Once the initial velocity components have been determined, they allow for the calculation of the projectile's motion in the horizontal and vertical directions separately. Understanding and using these components is key to solving projectile motion problems.

• Horizontal Motion: Since there is no air resistance or any other horizontal force acting on the projectile, the horizontal velocity remains constant. Thus, the horizontal distance, or x-coordinate, can be calculated using the formula \(x = v_{0x} \cdot t\). In this equation, \(v_{0x}\) is the constant horizontal velocity, and \(t\) is the time of flight.
  
• Vertical Motion: In contrast, the vertical motion is influenced by gravity. This results in a changing vertical velocity over time. The vertical position, or y-coordinate, of the projectile can be found with the equation \(y = v_{0y} \cdot t - 0.5 \cdot g \cdot t^2\), where \(g\) is the acceleration due to gravity, equal to 9.80 m/s².
  

By understanding these components and how they operate, you can accurately predict the trajectory, range, and height of the projectile.

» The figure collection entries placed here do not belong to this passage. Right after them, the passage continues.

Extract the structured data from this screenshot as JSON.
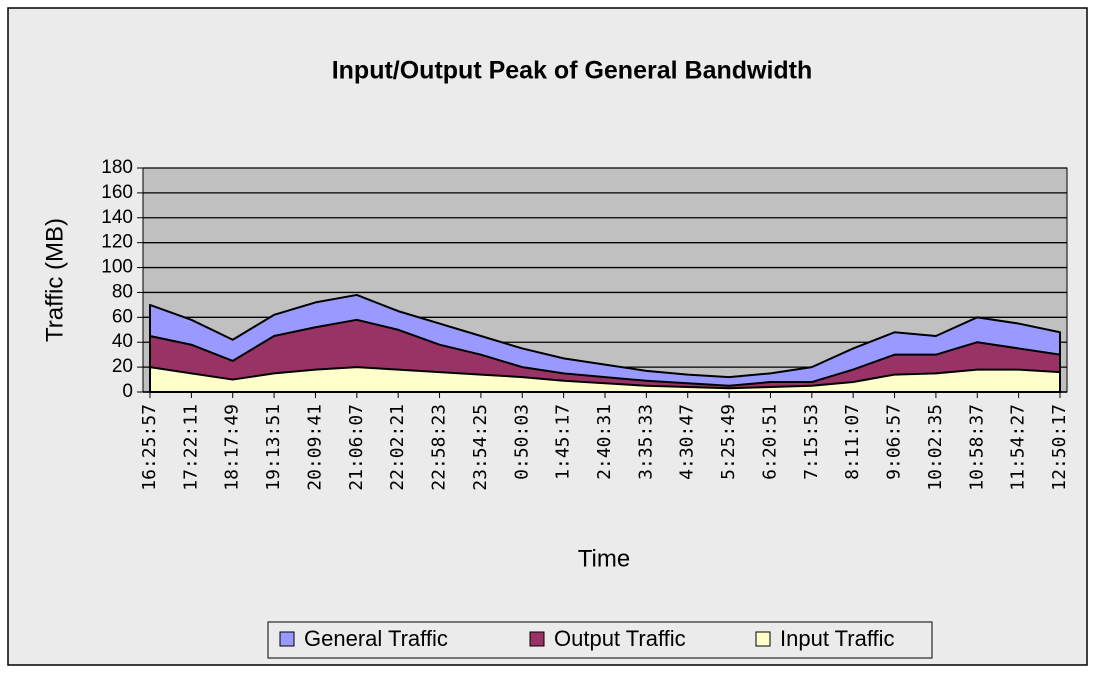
{
  "chart_data": {
    "type": "area",
    "title": "Input/Output Peak of General Bandwidth",
    "x_label": "Time",
    "y_label": "Traffic (MB)",
    "categories": [
      "16:25:57",
      "17:22:11",
      "18:17:49",
      "19:13:51",
      "20:09:41",
      "21:06:07",
      "22:02:21",
      "22:58:23",
      "23:54:25",
      "0:50:03",
      "1:45:17",
      "2:40:31",
      "3:35:33",
      "4:30:47",
      "5:25:49",
      "6:20:51",
      "7:15:53",
      "8:11:07",
      "9:06:57",
      "10:02:35",
      "10:58:37",
      "11:54:27",
      "12:50:17"
    ],
    "series": [
      {
        "name": "General Traffic",
        "color": "#9999ff",
        "values": [
          70,
          58,
          42,
          62,
          72,
          78,
          65,
          55,
          45,
          35,
          27,
          22,
          17,
          14,
          12,
          15,
          20,
          35,
          48,
          45,
          60,
          55,
          48
        ]
      },
      {
        "name": "Output Traffic",
        "color": "#993366",
        "values": [
          45,
          38,
          25,
          45,
          52,
          58,
          50,
          38,
          30,
          20,
          15,
          12,
          9,
          7,
          5,
          8,
          8,
          18,
          30,
          30,
          40,
          35,
          30
        ]
      },
      {
        "name": "Input Traffic",
        "color": "#ffffcc",
        "values": [
          20,
          15,
          10,
          15,
          18,
          20,
          18,
          16,
          14,
          12,
          9,
          7,
          5,
          4,
          3,
          4,
          5,
          8,
          14,
          15,
          18,
          18,
          16
        ]
      }
    ],
    "ylim": [
      0,
      180
    ],
    "yticks": [
      0,
      20,
      40,
      60,
      80,
      100,
      120,
      140,
      160,
      180
    ],
    "grid": true,
    "plot_background": "#c0c0c0",
    "legend": "bottom"
  }
}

Trajectory analysis involves understanding how a projectile moves through its path, defined by the curved trajectory. By analyzing the path, we can determine significant points such as the object's maximum height and the point where it lands.

In this specific problem, since the projectile explodes after 42.0 seconds, we can use the trajectory equations derived from the horizontal and vertical components to find the specific \(x\) and \(y\) coordinates at this time. This requires substituting the initial velocity components and time of flight into the corresponding equations:

• The horizontal distance is found by \(x = v_{0x} \cdot 42\).
• The vertical distance is found by \(y = v_{0y} \cdot 42 - 0.5 \cdot 9.80 \cdot 42^2\).

These calculations provide insight into where along its path the projectile will be found at any point in time, particularly when it reaches the 42-second mark. Understanding trajectory is crucial in applications across physics, engineering, and even in real-world scenarios such as sports and military operations.